Cristina Criddle in San Francisco and Melissa Heikkilä in London
 
Stay informed with free updates
Simply sign up to the Artificial intelligence myFT Digest -- delivered directly to your inbox.
Artificial intelligence is poised to outperform humans in writing code as leading groups, including OpenAI, Anthropic and Google, race to release systems that are reshaping the software industry.
San Francisco-based OpenAI released a suite of new models this week that independent benchmarks suggest are among the best yet for computer programming.
Its new GPT-4.1, o3, and o4-mini models are more effective at solving programming problems, the latter two using ‘reasoning’, giving more time to think through complex queries.
OpenAI on Wednesday also announced a freely available system called Codex CLI, a so-called AI “agent” designed to use its models to help users with coding tasks.
These moves match recent efforts from rivals Anthropic, Google, Meta and a host of start-ups, that are betting on coding as one of the clearest early uses for large language models.
The emphasis on programming as the next frontier for AI systems signals one of the most tangible examples of how the technology could transform industries, with thousands of software developers already using new models in their work.
“This is the year . . . that AI becomes better than humans at competitive code forever,” said OpenAI’s chief product officer Kevin Weil on the Overpowered podcast this week. He compared the advances to AI surpassing humans at chess several years ago, but argued this had a more democratising impact “on the world if everybody can create software”.
Leading industry figures say LLMs have sped up the software development process by generating entire blocks of code based on a few text instructions. AI systems can also identify errors and attempt to correct them.
Over the past year, AI models have become far more capable of understanding complex patterns, reasoning over problems presented in programming, and solving them logically.
In 2023, AI systems were only able to solve 4.4 per cent of coding problems based on an industry test called SWE-bench. This figure jumped to 69.1 per cent this year.
Meanwhile, research from Microsoft’s coding platform GitHub found 92 per cent of US-based developers use AI coding tools.

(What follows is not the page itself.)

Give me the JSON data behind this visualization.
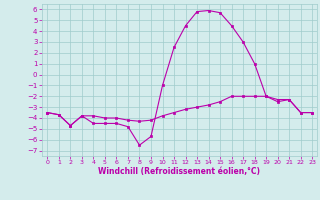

“AI coding is saving thousands of dollars for an engineer,” said Misha Laskin, co-founder and chief executive of coding start-up Reflection AI. “For some of these categories, it is able to do it for you on demand with something you might have paid $10,000 for. We’re entering an unprecedentedly large market.”
Start-ups such as Reflection have attracted strong investor interest, with it raising $130mn to date with funding from Sequoia and Lightspeed. Anysphere, behind coding automation tool Cursor, raised $105mn at a $2.5bn valuation in January.
“We are driving the cost down of what it means to do intelligent work, that means we’re going to have to rethink what some of our roles are,” said Eiso Kant, co-founder of Poolside, a start-up that raised $500mn in October at a $3bn valuation from investors including Bain Capital and Nvidia.
Meta launched a model called Code Llama last year, which uses text prompts to generate and discuss code. Anthropic has its own coding product, Claude Code, which was launched in February.
Mike Krieger, chief product officer at Anthropic, said the software engineer’s role would increasingly involve “understanding the requirements [of users], working as a team, and figuring out that what you built was actually the right thing to build”.
“It is more about advocating for your idea or seeing how those things play out [and becoming] almost like a puppet master or an orchestra conductor of these [AI] agents,” he added.
“I don’t think coding will disappear at all,” said Thomas Wolf, co-founder of Hugging Face, an open source AI platform. “Coders will just use this tool to go faster.”